Menurutnya, Pemprov NTB sudah membuat kebijakan untuk memaksimalkan kerjasama dan kolaborasi dengan DUDI dan seluruh pihak untuk mempersiapkan tenaga kerja agar terserap ke dunia industri dengan meluncurkan program inovasi PePADU Plus sejak 2021.

Melalui PePADU plus, pendekatan pelatihan dirubah menyesuaikan kebutuhan dunia industri sesuai dengan Analisis Job Future. Peserta tidak hanya diberi pelatihan sesuai dengan permintaan industri, tetapi juga langsung praktek di dunia industri, sehingga ketika selesai pelatihan bisa langsung terserap di dunia industri. Dan jika tidak terserap akan diberikan bimbingan manajemen usaha dan bantuan peralatan agar bisa menjadi wirausaha.

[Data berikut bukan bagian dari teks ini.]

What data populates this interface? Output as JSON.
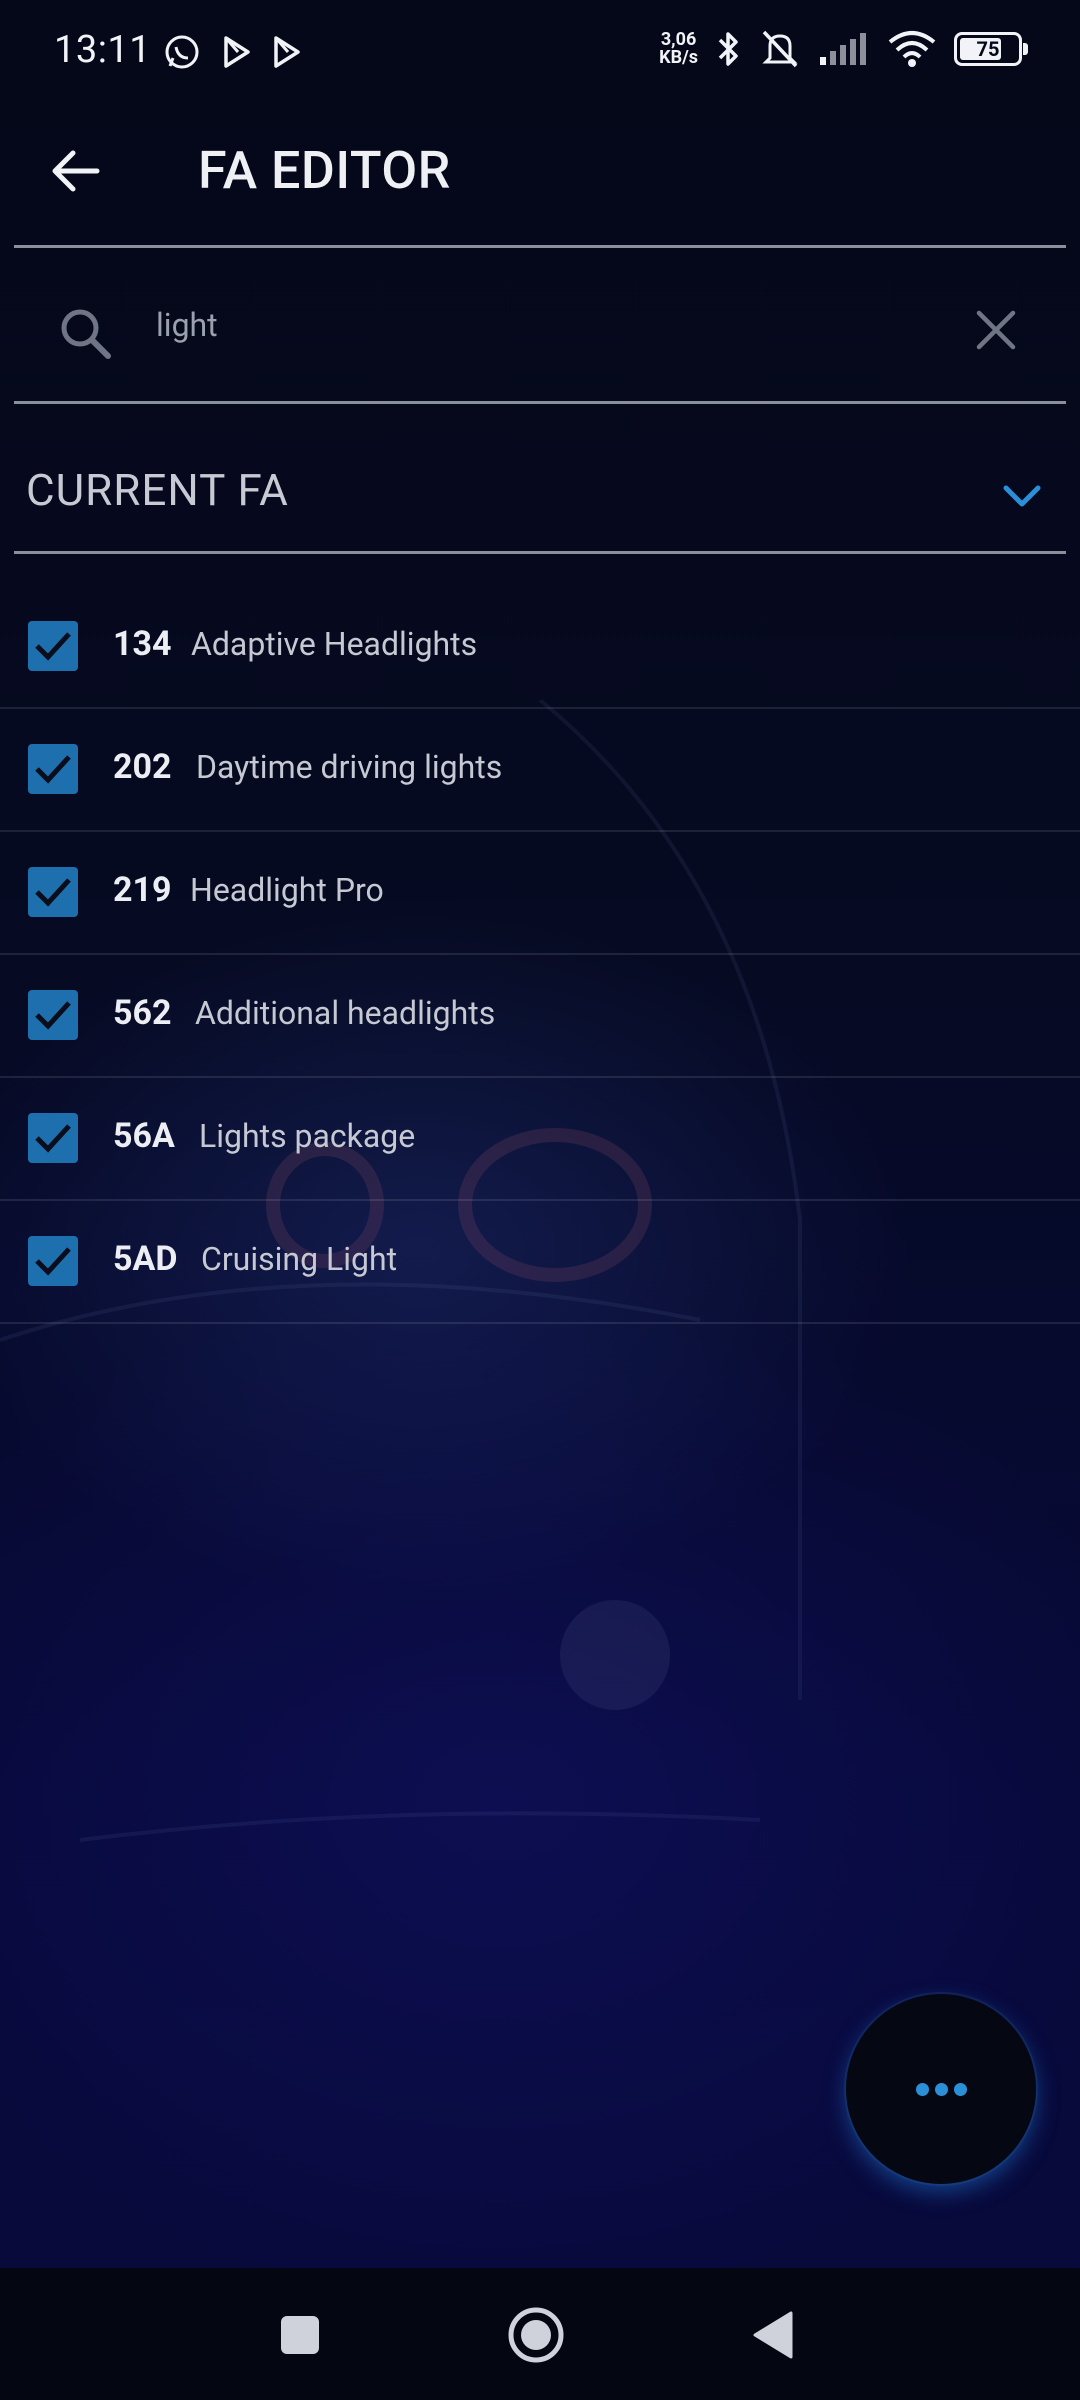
{
  "status_bar": {
    "time": "13:11",
    "net_speed_value": "3,06",
    "net_speed_unit": "KB/s",
    "battery": "75",
    "battery_level": 75
  },
  "app_bar": {
    "title": "FA EDITOR"
  },
  "search": {
    "query": "light"
  },
  "section": {
    "title": "CURRENT FA"
  },
  "items": [
    {
      "code": "134",
      "name": "Adaptive Headlights",
      "checked": true
    },
    {
      "code": "202",
      "name": "Daytime driving lights",
      "checked": true
    },
    {
      "code": "219",
      "name": "Headlight Pro",
      "checked": true
    },
    {
      "code": "562",
      "name": "Additional headlights",
      "checked": true
    },
    {
      "code": "56A",
      "name": "Lights package",
      "checked": true
    },
    {
      "code": "5AD",
      "name": "Cruising Light",
      "checked": true
    }
  ],
  "colors": {
    "accent": "#1e6fae",
    "fab_dots": "#2b8fd8",
    "background": "#05081a"
  }
}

"Kalau hanya dikasih modal tanpa pelatihan keterampilan dan manajemen usaha, besar kemungkinan nanti usahanya tidak balik modal. Sementara kalau hanya diberikan pelatihan tanpa terintegrasi dengan kebutuhan pasar kerja, maka akan menambah lebih banyak pengangguran. Karena itu dengan memberikan pelatihan dan bantuan alat usaha dirasa lebih bermanfaat daripada hanya melatih atau hanya memberikan modal usaha," katanya.